Gus Prentzis, head of the school's Parent Association, was in attendance acting as an observer. He chose not to give a statement, saying he preferred for people to hear about the issues in the school from the students themselves.
While many students were unaware of the reason behind the walkout, which occurred just before 11:30 a.m., several students were shouting and echoing excitedly, “They can't do anything, it's against the law for them to stop us.”
Across the street from the high school, a group of about 25 students was loosely gathered in front of a laundromat.
A DOE representative and two of the school's counselors attempted to speak with the students, but only a few were able to give specific reasons behind the walkout.
“We want a new principal because she's in another country right now,” said junior Felipe Aguilar, referring to Dwarka's trip to China. “She doesn't care about the students, she just cares about the money.”
Another student lamented the treatment of problem students.
“All the bad kids that cut and everything, they stay in one room all day, and they act like they're in prison,” said junior James Calle.
About a dozen students were brought back to the school after being picked up by the NYPD in a transport van, after which the students dispersed, some joining the crowd of protesters, others joining a crowd gathered around the fence surrounding the school's handball court.
A school administrator was ushering protesters out of the school's front lobby and sending them across the street.
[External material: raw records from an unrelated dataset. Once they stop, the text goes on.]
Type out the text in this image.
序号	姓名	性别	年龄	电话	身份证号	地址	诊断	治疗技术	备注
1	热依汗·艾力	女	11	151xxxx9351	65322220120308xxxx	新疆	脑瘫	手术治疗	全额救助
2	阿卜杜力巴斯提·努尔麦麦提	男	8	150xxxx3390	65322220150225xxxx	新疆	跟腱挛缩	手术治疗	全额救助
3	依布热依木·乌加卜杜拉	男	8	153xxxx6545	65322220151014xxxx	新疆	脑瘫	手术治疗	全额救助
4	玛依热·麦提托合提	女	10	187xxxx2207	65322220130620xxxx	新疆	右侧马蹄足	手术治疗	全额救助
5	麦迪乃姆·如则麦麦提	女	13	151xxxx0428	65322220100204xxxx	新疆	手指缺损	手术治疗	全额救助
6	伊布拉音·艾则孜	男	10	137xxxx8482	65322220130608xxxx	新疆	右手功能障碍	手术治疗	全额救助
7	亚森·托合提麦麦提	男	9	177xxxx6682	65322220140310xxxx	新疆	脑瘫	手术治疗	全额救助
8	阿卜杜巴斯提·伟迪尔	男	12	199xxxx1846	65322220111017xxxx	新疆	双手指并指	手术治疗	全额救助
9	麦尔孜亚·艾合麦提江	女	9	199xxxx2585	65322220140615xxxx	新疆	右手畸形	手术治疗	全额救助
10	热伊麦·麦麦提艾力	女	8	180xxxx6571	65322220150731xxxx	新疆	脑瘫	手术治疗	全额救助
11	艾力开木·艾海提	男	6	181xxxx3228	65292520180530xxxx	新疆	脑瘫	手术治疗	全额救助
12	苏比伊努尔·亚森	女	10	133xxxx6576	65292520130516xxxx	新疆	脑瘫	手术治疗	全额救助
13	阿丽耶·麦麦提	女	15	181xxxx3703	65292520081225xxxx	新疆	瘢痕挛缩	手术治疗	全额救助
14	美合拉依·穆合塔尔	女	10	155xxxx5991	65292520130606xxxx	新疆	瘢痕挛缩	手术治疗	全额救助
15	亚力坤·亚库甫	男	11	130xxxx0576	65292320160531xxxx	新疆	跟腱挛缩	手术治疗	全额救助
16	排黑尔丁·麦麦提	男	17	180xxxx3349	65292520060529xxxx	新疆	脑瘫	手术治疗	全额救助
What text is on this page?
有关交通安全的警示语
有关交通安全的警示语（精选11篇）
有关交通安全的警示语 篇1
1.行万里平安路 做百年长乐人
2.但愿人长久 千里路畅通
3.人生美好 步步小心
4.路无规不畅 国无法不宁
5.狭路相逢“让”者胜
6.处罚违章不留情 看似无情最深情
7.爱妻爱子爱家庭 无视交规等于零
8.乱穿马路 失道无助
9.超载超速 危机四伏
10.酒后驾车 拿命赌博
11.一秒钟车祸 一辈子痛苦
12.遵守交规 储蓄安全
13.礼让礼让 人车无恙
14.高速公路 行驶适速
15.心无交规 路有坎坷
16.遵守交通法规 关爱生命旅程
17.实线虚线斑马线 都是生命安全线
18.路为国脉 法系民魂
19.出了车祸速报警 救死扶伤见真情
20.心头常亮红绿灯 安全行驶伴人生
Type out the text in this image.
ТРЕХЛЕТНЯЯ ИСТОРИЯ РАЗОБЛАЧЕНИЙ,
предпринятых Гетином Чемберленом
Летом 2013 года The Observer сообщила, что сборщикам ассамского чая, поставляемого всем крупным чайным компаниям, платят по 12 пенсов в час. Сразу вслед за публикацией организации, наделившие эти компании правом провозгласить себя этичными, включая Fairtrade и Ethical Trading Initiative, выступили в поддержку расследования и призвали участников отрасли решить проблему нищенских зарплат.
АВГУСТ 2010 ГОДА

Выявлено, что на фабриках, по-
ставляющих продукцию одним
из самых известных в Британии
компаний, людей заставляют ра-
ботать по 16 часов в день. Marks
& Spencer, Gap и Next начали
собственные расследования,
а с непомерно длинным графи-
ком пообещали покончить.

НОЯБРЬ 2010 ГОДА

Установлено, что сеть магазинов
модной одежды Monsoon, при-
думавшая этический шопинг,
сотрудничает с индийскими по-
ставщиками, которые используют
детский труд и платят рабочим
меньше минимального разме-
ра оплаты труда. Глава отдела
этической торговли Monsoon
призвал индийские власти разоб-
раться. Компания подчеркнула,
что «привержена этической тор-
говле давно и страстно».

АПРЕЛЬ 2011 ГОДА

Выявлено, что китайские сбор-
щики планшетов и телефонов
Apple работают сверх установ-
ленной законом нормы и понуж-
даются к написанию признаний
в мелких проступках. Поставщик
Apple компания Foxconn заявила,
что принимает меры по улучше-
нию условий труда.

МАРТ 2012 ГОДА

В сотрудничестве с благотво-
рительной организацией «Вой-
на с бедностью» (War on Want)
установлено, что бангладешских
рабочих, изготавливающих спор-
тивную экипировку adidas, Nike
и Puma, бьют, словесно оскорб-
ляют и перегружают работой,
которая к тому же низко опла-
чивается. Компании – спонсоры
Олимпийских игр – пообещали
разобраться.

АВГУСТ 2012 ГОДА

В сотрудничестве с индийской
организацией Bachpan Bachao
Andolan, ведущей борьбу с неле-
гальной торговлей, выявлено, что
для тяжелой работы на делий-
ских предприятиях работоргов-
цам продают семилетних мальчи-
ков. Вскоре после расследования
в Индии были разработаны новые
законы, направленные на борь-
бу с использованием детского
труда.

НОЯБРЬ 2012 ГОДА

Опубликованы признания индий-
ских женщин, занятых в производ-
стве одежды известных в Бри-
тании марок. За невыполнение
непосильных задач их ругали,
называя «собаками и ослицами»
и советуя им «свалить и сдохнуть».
He said that the school was not going to be able to issue a statement until after they were able to get things organized.
“She doesn't care about our education,” said sophomore Andrew Morrero, who was among the students who walked out.
“She fired a lot of the good teachers, she got teachers that really don't know what they're doing,” he added. “Being that a quarter of the school walked out, that's good to stand up to get her out of the school. She shouldn't be the principal.”